Burreson remembers her mother donating part of her salary to the United Way. “She told me who that helps,” she said. “So I volunteer there too. She was a night reader of the United Way of the Desert during the pandemic, reading stories to children several times a night, sometimes “dressed as a unicorn”.

She has also been a speaker for Sheltered from the storm for victims of domestic violence. “I was in a very violent relationship for about five years, starting in my senior year in high school,” she said. “For me, it’s about sharing how you don’t need to see yourself as a victim. You can go through that and find your joy. If I can help a young girl or woman out of this situation or to feel stronger is my responsibility. “

She also feels responsible for inspiring a spirit of volunteerism at the Children’s Discovery Museum of the Desert, by creating the “Little Kids, Big Impact” program. “We have a fundraiser every month to benefit a different non-profit organization across the valley,” she said. “We encourage parents to involve their children in the philanthropic process. Some younger ones donate a portion of their allowance. Some help select donation items and deliver them personally. They all receive praise and thanks.”

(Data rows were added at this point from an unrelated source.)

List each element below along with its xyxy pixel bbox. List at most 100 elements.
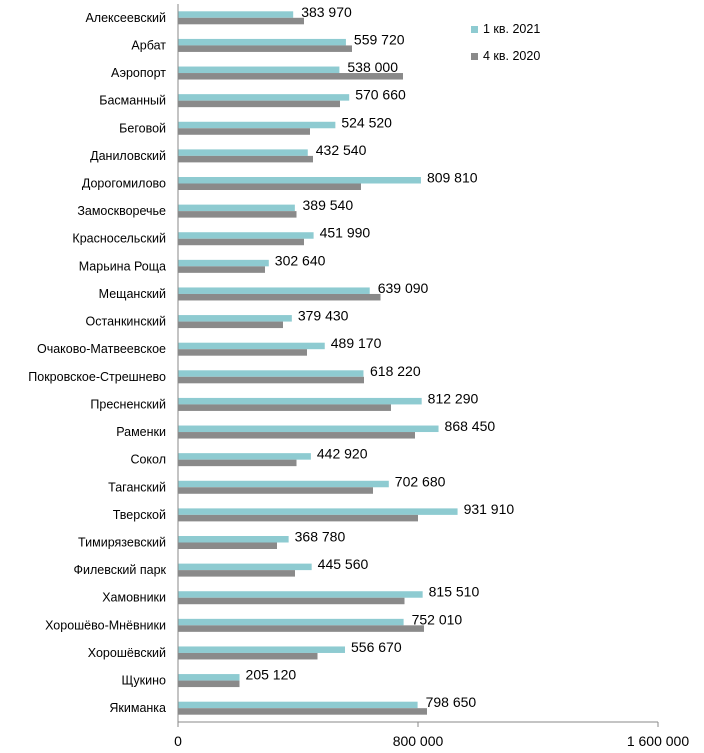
category-label: Мещанский (99, 287, 166, 301)
data-label: 812 290 (428, 390, 479, 406)
data-label: 570 660 (355, 87, 406, 103)
data-label: 639 090 (378, 280, 429, 296)
category-label: Раменки (116, 425, 166, 439)
category-label: Сокол (130, 453, 166, 467)
data-label: 815 510 (429, 584, 480, 600)
data-label: 524 520 (341, 114, 392, 130)
bar-q1-2021 (178, 287, 370, 294)
bar-q1-2021 (178, 259, 269, 267)
bar-q1-2021 (178, 94, 350, 101)
bar-q1-2021 (178, 342, 325, 350)
bar-q1-2021 (178, 177, 421, 184)
bar-q4-2020 (178, 321, 283, 329)
bar-q4-2020 (178, 238, 304, 246)
data-label: 702 680 (395, 473, 446, 489)
data-label: 538 000 (347, 59, 398, 75)
bar-q1-2021 (178, 315, 292, 322)
category-label: Басманный (99, 94, 166, 108)
bar-q1-2021 (178, 591, 423, 598)
data-label: 389 540 (303, 197, 354, 213)
bar-q4-2020 (178, 128, 310, 135)
category-label: Очаково-Матвеевское (37, 342, 166, 356)
data-label: 383 970 (301, 4, 352, 20)
bar-q4-2020 (178, 514, 418, 522)
bar-q1-2021 (178, 508, 458, 515)
bar-q4-2020 (178, 459, 297, 467)
category-label: Тимирязевский (78, 536, 166, 550)
category-label: Хамовники (102, 591, 166, 605)
bar-q1-2021 (178, 66, 340, 74)
category-labels: Алексеевский Арбат Аэропорт Басманный Бегово… (28, 11, 166, 715)
data-label: 618 220 (370, 363, 421, 379)
x-tick-label: 1 600 000 (627, 733, 689, 749)
legend-label: 1 кв. 2021 (483, 22, 540, 36)
bar-q4-2020 (178, 183, 361, 190)
bar-q1-2021 (178, 121, 336, 129)
category-label: Красносельский (72, 232, 166, 246)
data-label: 556 670 (351, 639, 402, 655)
bar-q4-2020 (178, 708, 427, 715)
bar-q4-2020 (178, 542, 277, 549)
bar-q4-2020 (178, 155, 313, 163)
bar-q4-2020 (178, 652, 318, 660)
bar-q4-2020 (178, 597, 405, 605)
bars (178, 11, 458, 715)
x-tick-label: 800 000 (393, 733, 444, 749)
category-label: Аэропорт (111, 66, 166, 80)
bar-q1-2021 (178, 11, 294, 18)
bar-q1-2021 (178, 370, 364, 377)
bar-q1-2021 (178, 397, 422, 405)
data-label: 752 010 (412, 611, 463, 627)
data-label: 302 640 (275, 252, 326, 268)
bar-q1-2021 (178, 701, 418, 709)
bar-q1-2021 (178, 480, 389, 488)
data-label: 931 910 (464, 501, 515, 517)
category-label: Тверской (113, 508, 166, 522)
bar-q4-2020 (178, 17, 304, 25)
x-axis: 0 800 000 1 600 000 (174, 4, 689, 749)
data-label: 559 720 (354, 31, 405, 47)
data-label: 442 920 (317, 446, 368, 462)
legend-swatch (471, 53, 478, 60)
bar-q4-2020 (178, 73, 403, 80)
category-label: Щукино (121, 674, 166, 688)
category-label: Даниловский (90, 149, 166, 163)
category-label: Марьина Роща (79, 259, 166, 273)
data-label: 451 990 (320, 225, 371, 241)
bar-q4-2020 (178, 570, 295, 577)
bar-q4-2020 (178, 349, 307, 356)
bar-q1-2021 (178, 646, 346, 653)
bar-q4-2020 (178, 376, 364, 384)
x-tick-label: 0 (174, 733, 182, 749)
data-label: 809 810 (427, 170, 478, 186)
data-label: 368 780 (295, 529, 346, 545)
bar-q4-2020 (178, 432, 415, 439)
bar-q4-2020 (178, 100, 340, 108)
bar-q1-2021 (178, 618, 404, 626)
bar-q1-2021 (178, 425, 439, 433)
category-label: Беговой (119, 121, 166, 135)
category-label: Дорогомилово (82, 177, 166, 191)
data-label: 489 170 (331, 335, 382, 351)
data-label: 868 450 (445, 418, 496, 434)
category-label: Таганский (108, 480, 166, 494)
bar-q1-2021 (178, 674, 240, 681)
bar-q1-2021 (178, 38, 346, 46)
category-label: Пресненский (90, 397, 166, 411)
bar-q4-2020 (178, 293, 381, 301)
bar-q1-2021 (178, 204, 295, 212)
data-label: 205 120 (246, 667, 297, 683)
bar-q1-2021 (178, 149, 308, 156)
category-label: Замоскворечье (77, 204, 166, 218)
bar-q4-2020 (178, 404, 391, 411)
legend-swatch (471, 26, 478, 33)
bar-q4-2020 (178, 45, 352, 52)
data-label: 798 650 (426, 694, 477, 710)
category-label: Алексеевский (85, 11, 166, 25)
bar-q4-2020 (178, 266, 265, 273)
bar-q4-2020 (178, 487, 373, 494)
data-label: 432 540 (316, 142, 367, 158)
bar-q1-2021 (178, 232, 314, 239)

Sylvia Tenorio, President of the Friends of the Indio Senior Center, with CEO of the Children's Discovery Museum of the Desert, Cindy Burreson, and Executive Director, Lexi Fife.  Burreson and Fife delivered 500 handmade Christmas cards created by children in the museum

This year’s program included a toy drive for East Valley families in partnership with Pueblo Unido Community Development Corporation (PUCDC) and the Coachella Valley Hispanic Chamber of Commerce.

“We also made handmade cards for the Senior Indio Friends Center“she said.” In September, we collected blankets for pediatric cancer patients.

“I am a very cheerful person and I want everyone around me to be cheerful and happy and have their best life,” she said. “I don’t have a lot of money to give, but I have time and heart. And I think that’s just as precious.

“I think we all have different talents, whether it’s crafting, leading, listening or cooking,” she said. “There are a myriad of things you can help with. Follow your heart. Find what resonates within you. Make it work for others.”

Reflecting on her honor of Angel Light Academy, she thought of the many organizations she has supported. “What really touched me was how I touched so many lives,” she said.

“If I hadn’t made this speech for Shelter from the Storm, maybe this girl would still be in a bad relationship.” she said. “If I hadn’t bought gifts for a toy drive, maybe a child wouldn’t have had a gift this morning. If I hadn’t read a book at night, maybe a mom wouldn’t have been able to spend family time with her other struggling kids. “

“You never realized the depth of volunteering in these days,” she said. “And the effect that is having on people is more immense than you might think.”

Barbara Kerr is a freelance communications specialist with a passion for writing about people, the arts and special events. Inducted into the Dayton, Ohio Area Broadcasting Hall of Fame, she is the 2021 Past President of the PRSA College of Fellows.